Shares in Burberry climbed more than 4% in early trading on 14 January, as underlying third quarter sales grew 1% year-on-year to £603m (€799.7m, $868.8m), while like-for-like sales for the period were unchanged on the year and up from the 4% decline registered in the previous three months.
The figures were better than what most analysts had anticipated after October 2015, when the 160-year-old retailer saw sales miss forecast on the back of weakening demand in China and Hong Kong.
China and South Korea returned to growth in the third quarter but comparable sales in Hong Kong, which remains one of the company's key markets, slumped 20% compared with the corresponding period in 2014.
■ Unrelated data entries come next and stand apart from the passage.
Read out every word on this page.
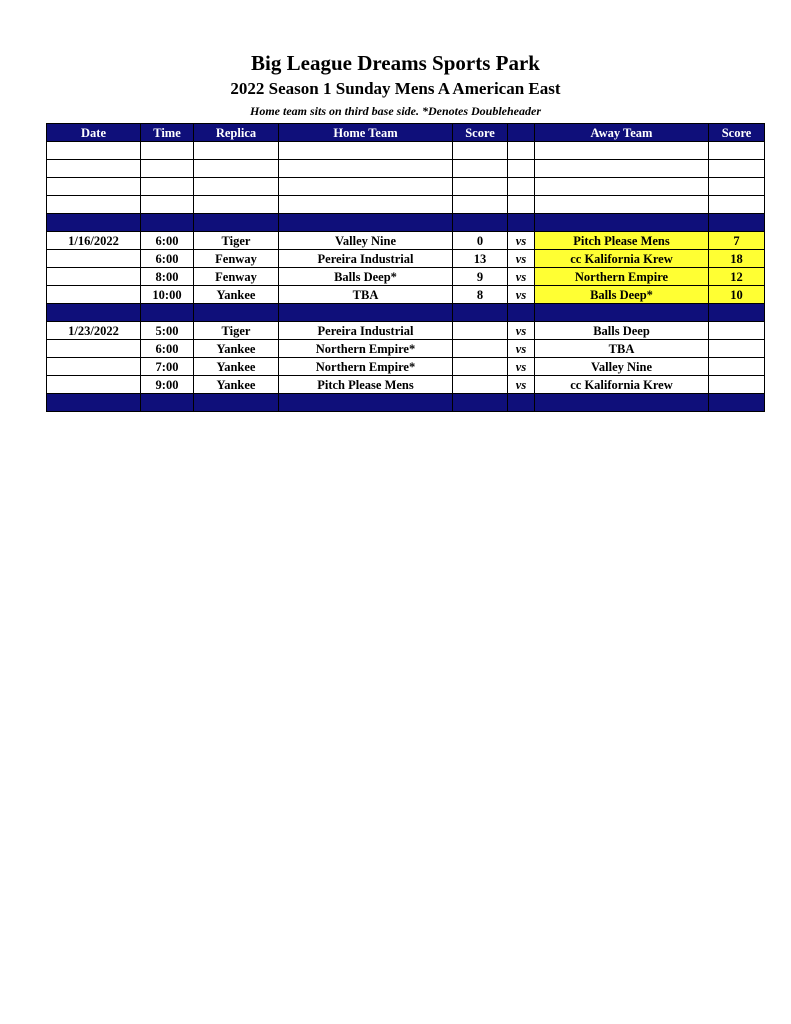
Big League Dreams Sports Park
2022 Season 1 Sunday Mens A American East
Home team sits on third base side. *Denotes Doubleheader
Date	Time	Replica	Home Team	Score		Away Team	Score

1/16/2022	6:00	Tiger	Valley Nine	0	vs	Pitch Please Mens	7
	6:00	Fenway	Pereira Industrial	13	vs	cc Kalifornia Krew	18
	8:00	Fenway	Balls Deep*	9	vs	Northern Empire	12
	10:00	Yankee	TBA	8	vs	Balls Deep*	10

1/23/2022	5:00	Tiger	Pereira Industrial		vs	Balls Deep	
	6:00	Yankee	Northern Empire*		vs	TBA	
	7:00	Yankee	Northern Empire*		vs	Valley Nine	
	9:00	Yankee	Pitch Please Mens		vs	cc Kalifornia Krew	
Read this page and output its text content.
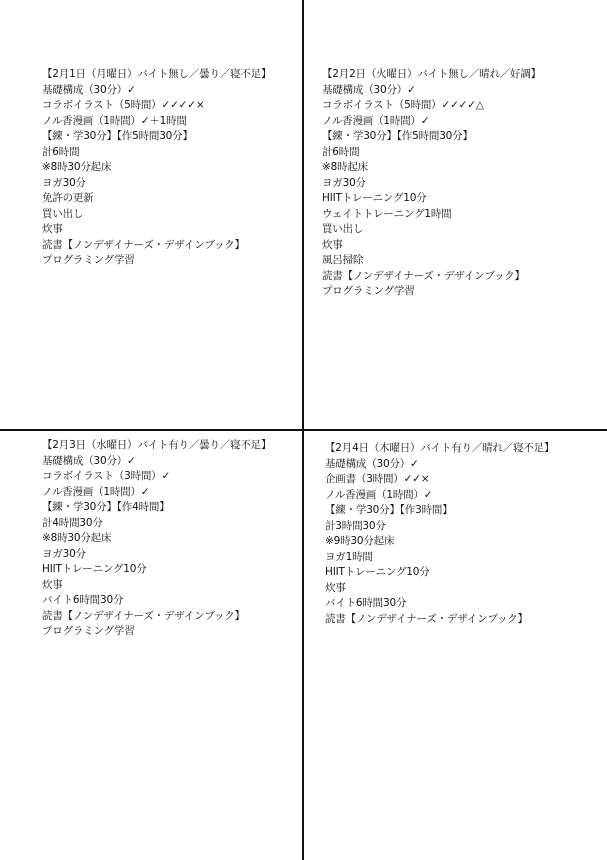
【2月1日（月曜日）バイト無し／曇り／寝不足】
基礎構成（30分）✓
コラボイラスト（5時間）✓✓✓✓×
ノル香漫画（1時間）✓＋1時間
【練・学30分】【作5時間30分】
計6時間
※8時30分起床
ヨガ30分
免許の更新
買い出し
炊事
読書【ノンデザイナーズ・デザインブック】
プログラミング学習
【2月2日（火曜日）バイト無し／晴れ／好調】
基礎構成（30分）✓
コラボイラスト（5時間）✓✓✓✓△
ノル香漫画（1時間）✓
【練・学30分】【作5時間30分】
計6時間
※8時起床
ヨガ30分
HIITトレーニング10分
ウェイトトレーニング1時間
買い出し
炊事
風呂掃除
読書【ノンデザイナーズ・デザインブック】
プログラミング学習
【2月3日（水曜日）バイト有り／曇り／寝不足】
基礎構成（30分）✓
コラボイラスト（3時間）✓
ノル香漫画（1時間）✓
【練・学30分】【作4時間】
計4時間30分
※8時30分起床
ヨガ30分
HIITトレーニング10分
炊事
バイト6時間30分
読書【ノンデザイナーズ・デザインブック】
プログラミング学習
【2月4日（木曜日）バイト有り／晴れ／寝不足】
基礎構成（30分）✓
企画書（3時間）✓✓×
ノル香漫画（1時間）✓
【練・学30分】【作3時間】
計3時間30分
※9時30分起床
ヨガ1時間
HIITトレーニング10分
炊事
バイト6時間30分
読書【ノンデザイナーズ・デザインブック】
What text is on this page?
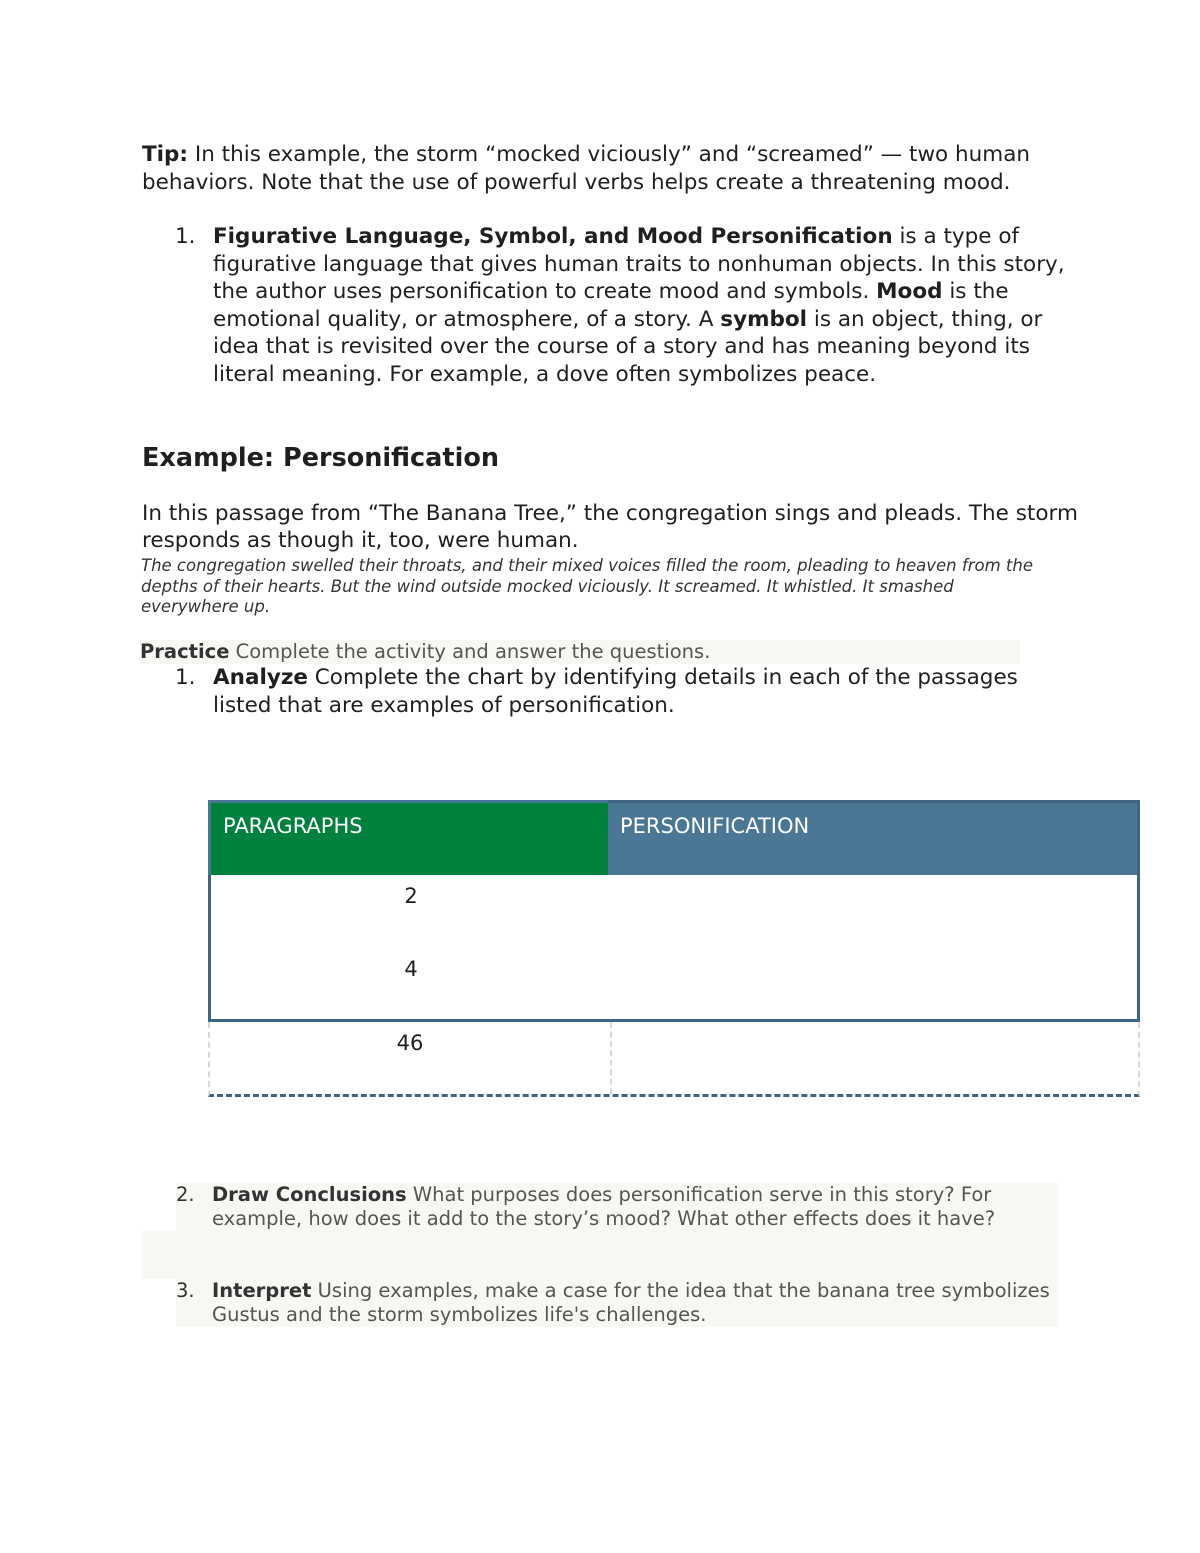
Tip: In this example, the storm “mocked viciously” and “screamed” — two human behaviors. Note that the use of powerful verbs helps create a threatening mood.
1. Figurative Language, Symbol, and Mood Personification is a type of figurative language that gives human traits to nonhuman objects. In this story, the author uses personification to create mood and symbols. Mood is the emotional quality, or atmosphere, of a story. A symbol is an object, thing, or idea that is revisited over the course of a story and has meaning beyond its literal meaning. For example, a dove often symbolizes peace.
Example: Personification
In this passage from “The Banana Tree,” the congregation sings and pleads. The storm responds as though it, too, were human.
The congregation swelled their throats, and their mixed voices filled the room, pleading to heaven from the depths of their hearts. But the wind outside mocked viciously. It screamed. It whistled. It smashed everywhere up.
Practice Complete the activity and answer the questions.
1. Analyze Complete the chart by identifying details in each of the passages listed that are examples of personification.
PARAGRAPHS	PERSONIFICATION
2
4
46
2. Draw Conclusions What purposes does personification serve in this story? For example, how does it add to the story’s mood? What other effects does it have?
3. Interpret Using examples, make a case for the idea that the banana tree symbolizes Gustus and the storm symbolizes life's challenges.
However, despite the sharp slowdown in Hong Kong, the FTSE 100 group said it remained on track to meet its annual targets, although it warned the economic environment would remain challenging for the foreseeable future.
"Against this background, we are accelerating our productivity and efficiency agenda, especially looking at our ways of working," the company said in a statement. "We are also addressing how to optimise future organic revenue growth opportunities, the resulting investment plans and our capital structure."
Meanwhile, demand in Japan remained strong, Burberry said, indicating sales in the region grew approximately 50% year-on-year, contributing to a "mid-single digit percentage" rise in Asia-Pacific sales.
Elsewhere, the group posted a strong performance in Europe and across Canada, Mexico and Brazil, while sales in the US gained slightly.
"While Burberry was impacted by the ongoing challenges facing the luxury sector, headwinds in Hong Kong and Macau masked an otherwise stronger performance in many markets," said group chief executive Christopher Bailey.
Burberry expects to report a full-year pre-tax profit of £428m, down from £455.8m in the previous year and added full-year retail and wholesale profits would be £10m higher if exchange rates remain at current levels, an improvement from the "no material benefit" forecast in October 2015.
Following the results, analysts at Nomura retained their "neutral" rating on the stock indicating the final quarter of the year will be pivotal for the company.
"Burberry appears to be executing successfully in a challenging environment," the brokerage said in a note. "However, margin improvement continues to elude the company. If a strong balance sheet is used to boost shareholder returns, this could help to offset short-term margin headwinds."